What distinguishes the current episode from previous rounds of protectionism is its breadth and unpredictability.  While 2018-19 trade policy measures were focused on China, this year’s shift has seen broader-based tariff hikes affecting a much wider array of America’s commercial partners.

Trade is the overarching theme shaping global growth prospects.

This has been accompanied by a notable escalation in policy uncertainty, marking a fundamental shift from a truly global trading system to one that is a patchwork of bilateral deals and ad hoc arrangements.

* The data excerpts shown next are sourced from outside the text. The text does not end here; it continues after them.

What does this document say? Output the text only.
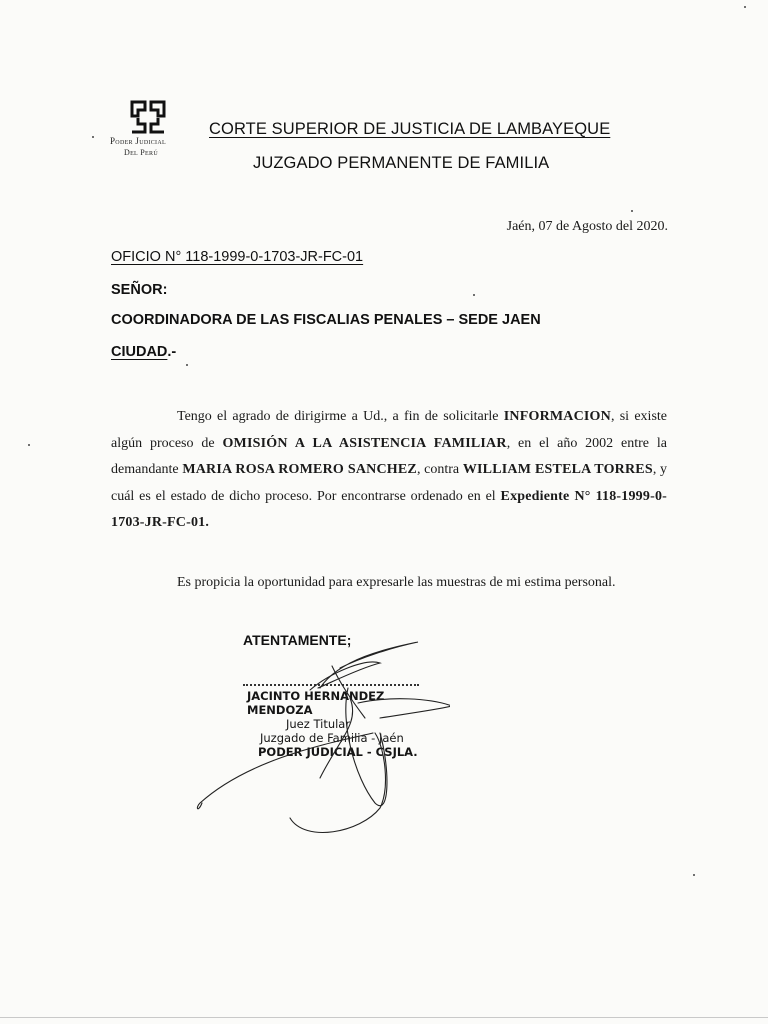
Poder Judicial
Del Perú
CORTE SUPERIOR DE JUSTICIA DE LAMBAYEQUE
JUZGADO PERMANENTE DE FAMILIA
Jaén, 07 de Agosto del 2020.
OFICIO N° 118-1999-0-1703-JR-FC-01
SEÑOR:
COORDINADORA DE LAS FISCALIAS PENALES – SEDE JAEN
CIUDAD.-
Tengo el agrado de dirigirme a Ud., a fin de solicitarle INFORMACION, si existe algún proceso de OMISIÓN A LA ASISTENCIA FAMILIAR, en el año 2002 entre la demandante MARIA ROSA ROMERO SANCHEZ, contra WILLIAM ESTELA TORRES, y cuál es el estado de dicho proceso. Por encontrarse ordenado en el Expediente N° 118-1999-0-1703-JR-FC-01.
Es propicia la oportunidad para expresarle las muestras de mi estima personal.
ATENTAMENTE;
JACINTO HERNANDEZ MENDOZA
Juez Titular
Juzgado de Familia - Jaén
PODER JUDICIAL - CSJLA.
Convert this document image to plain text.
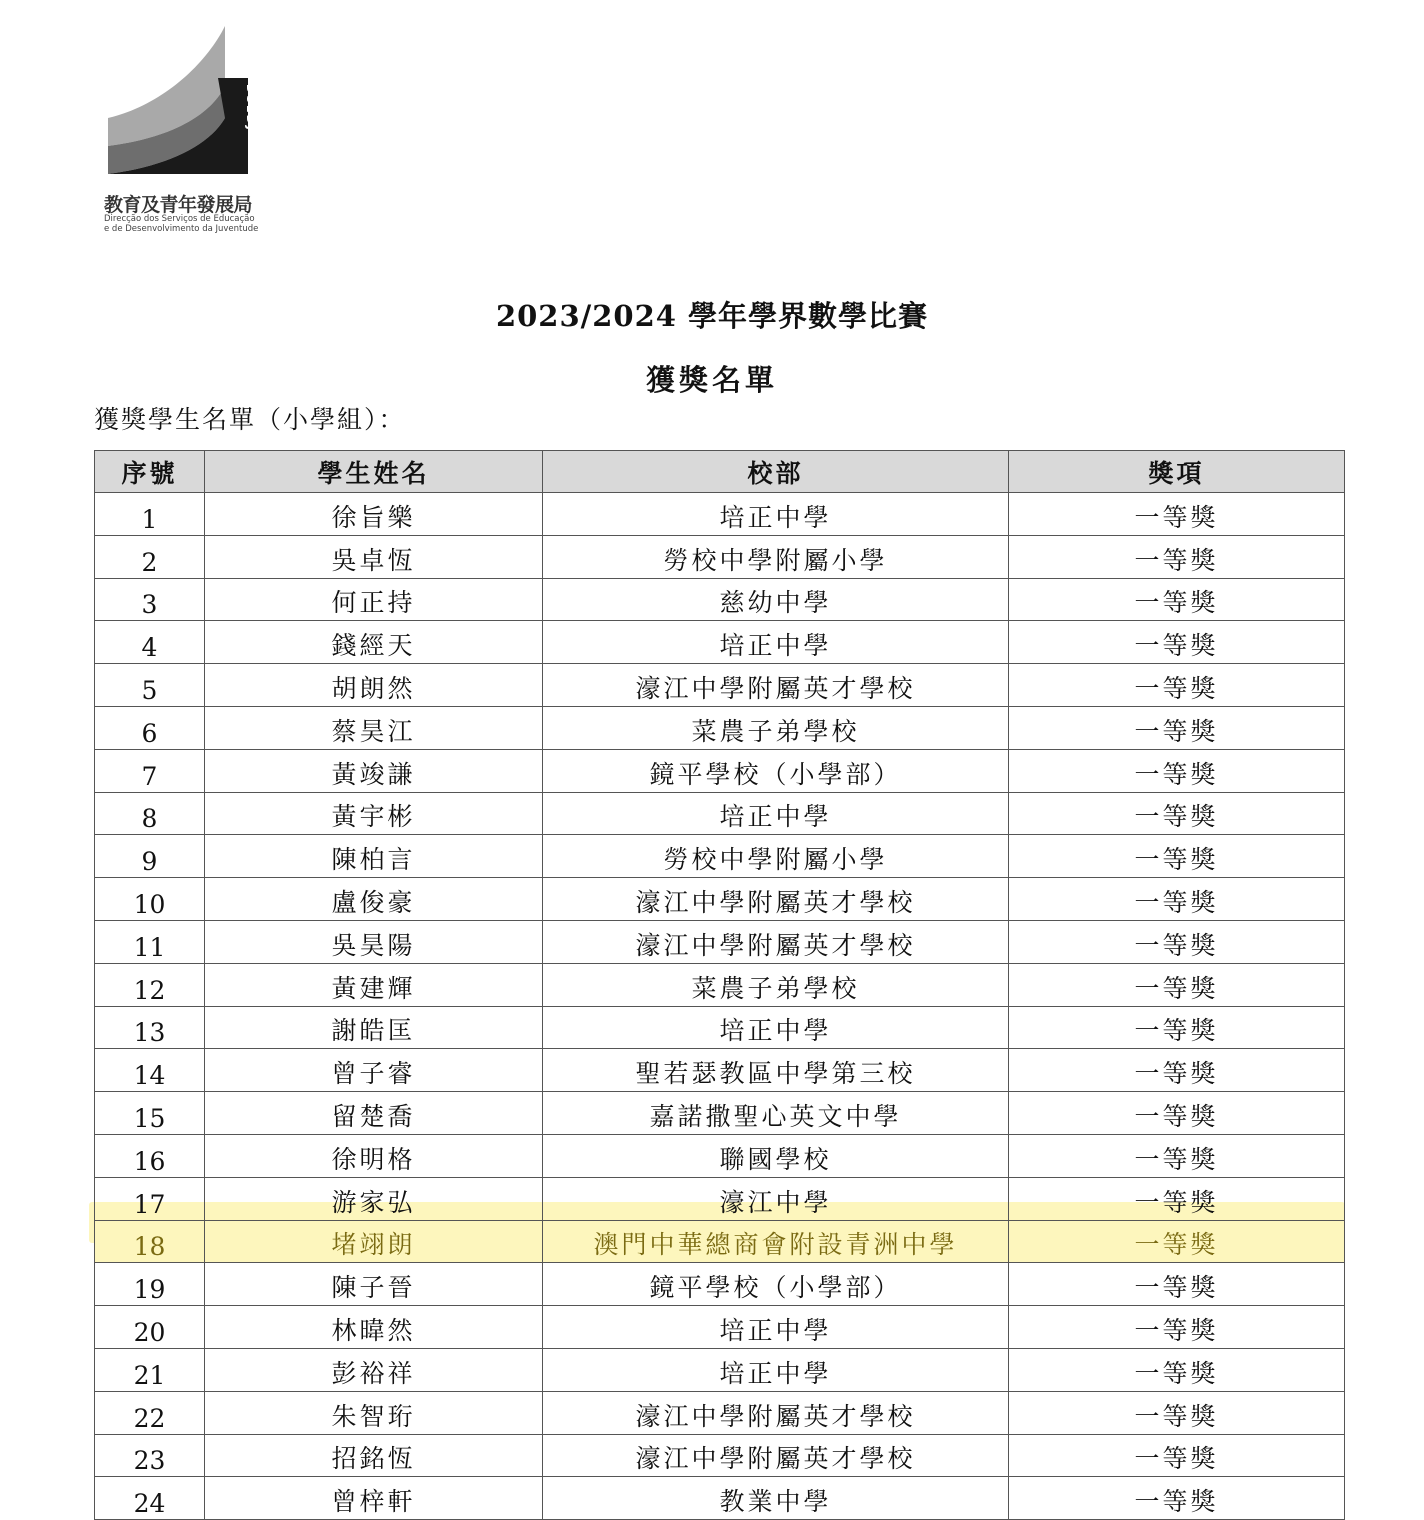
DSEDJ
教育及青年發展局
Direcção dos Serviços de Educação
e de Desenvolvimento da Juventude
2023/2024 學年學界數學比賽
獲獎名單
獲獎學生名單（小學組）：
序號	學生姓名	校部	獎項
1	徐旨樂	培正中學	一等獎
2	吳卓恆	勞校中學附屬小學	一等獎
3	何正持	慈幼中學	一等獎
4	錢經天	培正中學	一等獎
5	胡朗然	濠江中學附屬英才學校	一等獎
6	蔡昊江	菜農子弟學校	一等獎
7	黃竣謙	鏡平學校（小學部）	一等獎
8	黃宇彬	培正中學	一等獎
9	陳柏言	勞校中學附屬小學	一等獎
10	盧俊豪	濠江中學附屬英才學校	一等獎
11	吳昊陽	濠江中學附屬英才學校	一等獎
12	黃建輝	菜農子弟學校	一等獎
13	謝皓匡	培正中學	一等獎
14	曾子睿	聖若瑟教區中學第三校	一等獎
15	留楚喬	嘉諾撒聖心英文中學	一等獎
16	徐明格	聯國學校	一等獎
17	游家弘	濠江中學	一等獎
18	堵翊朗	澳門中華總商會附設青洲中學	一等獎
19	陳子晉	鏡平學校（小學部）	一等獎
20	林暐然	培正中學	一等獎
21	彭裕祥	培正中學	一等獎
22	朱智珩	濠江中學附屬英才學校	一等獎
23	招銘恆	濠江中學附屬英才學校	一等獎
24	曾梓軒	教業中學	一等獎
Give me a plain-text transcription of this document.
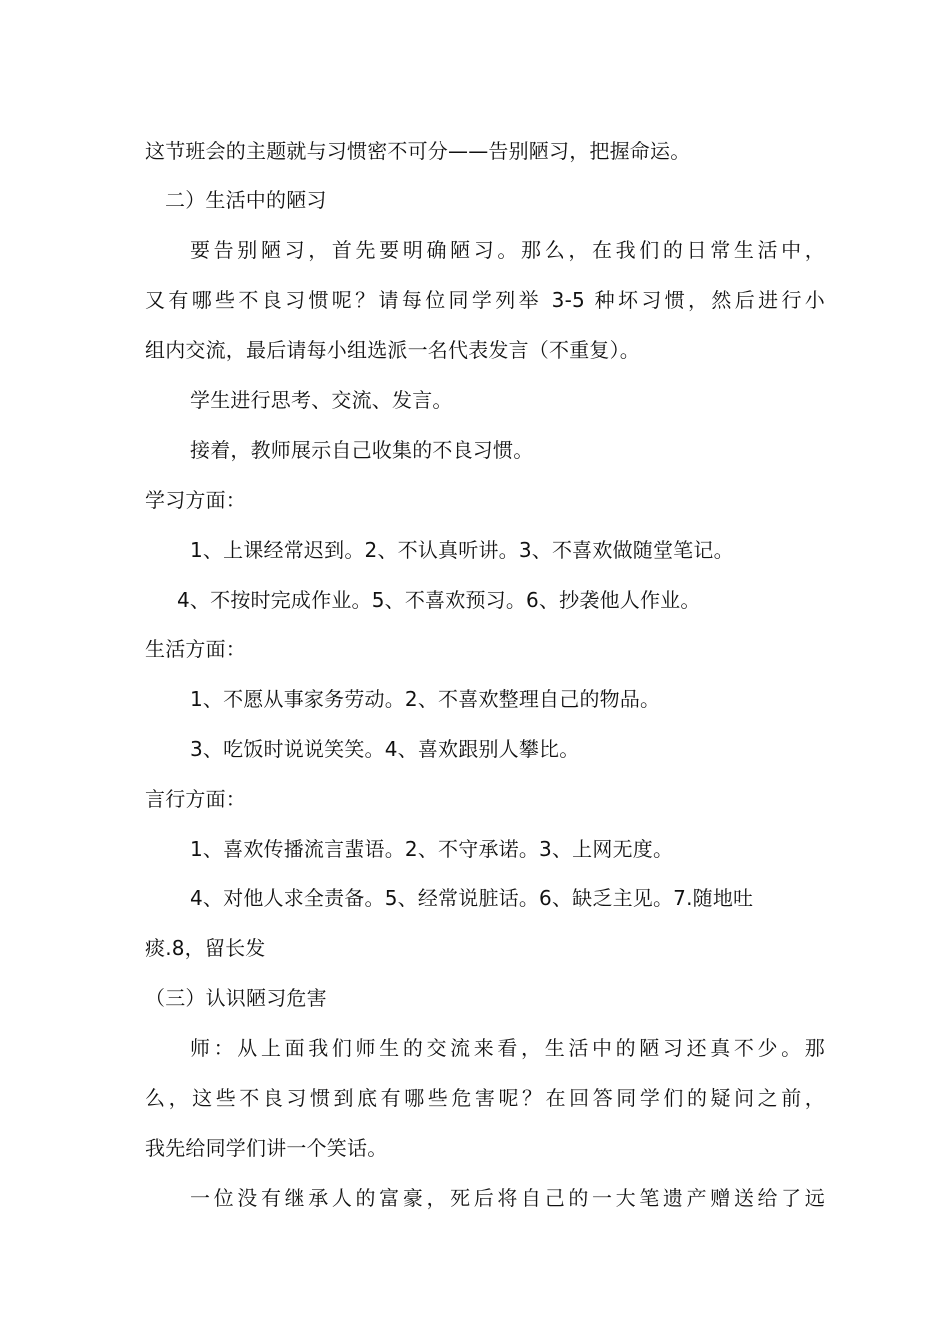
这节班会的主题就与习惯密不可分——告别陋习，把握命运。
二）生活中的陋习
要告别陋习，首先要明确陋习。那么，在我们的日常生活中，
又有哪些不良习惯呢？请每位同学列举 3-5 种坏习惯，然后进行小
组内交流，最后请每小组选派一名代表发言（不重复）。
学生进行思考、交流、发言。
接着，教师展示自己收集的不良习惯。
学习方面：
1、上课经常迟到。2、不认真听讲。3、不喜欢做随堂笔记。
4、不按时完成作业。5、不喜欢预习。6、抄袭他人作业。
生活方面：
1、不愿从事家务劳动。2、不喜欢整理自己的物品。
3、吃饭时说说笑笑。4、喜欢跟别人攀比。
言行方面：
1、喜欢传播流言蜚语。2、不守承诺。3、上网无度。
4、对他人求全责备。5、经常说脏话。6、缺乏主见。7.随地吐
痰.8，留长发
（三）认识陋习危害
师：从上面我们师生的交流来看，生活中的陋习还真不少。那
么，这些不良习惯到底有哪些危害呢？在回答同学们的疑问之前，
我先给同学们讲一个笑话。
一位没有继承人的富豪，死后将自己的一大笔遗产赠送给了远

These developments are not only weighing on investment and consumption, but are also casting a shadow over longer term growth prospects.  Fragmented supply chains and slower sharing of technology will make it harder for economies to become more productive.  The net result will be a drag on global growth that is both immediate and cumulative. Even as some tariffs have moderated, the IMF’s projections are for global growth to remain below pre-policy-shift forecasts.

 

chart-1-office-cre-update

 

While the IMF acknowledged the progress emerging markets have made in strengthening their policy frameworks and bolstering resilience to external shocks, trade fragmentation is seen as a significant threat for these nations.  For economies that rely on global integration as a pathway to prosperity, the breakdown of open trade is a structural roadblock.  Without a reversal of this trend, the prospect of income convergence with advanced economies risks slipping further out of reach.

Without bold steps to reduce trade policy uncertainty and push back against growing disintegration, the global economy could find itself stuck in a rut marked by sluggish growth, frequent bouts of volatility and fewer opportunities for shared prosperity.  The world cannot afford to let uncertainty become the status quo.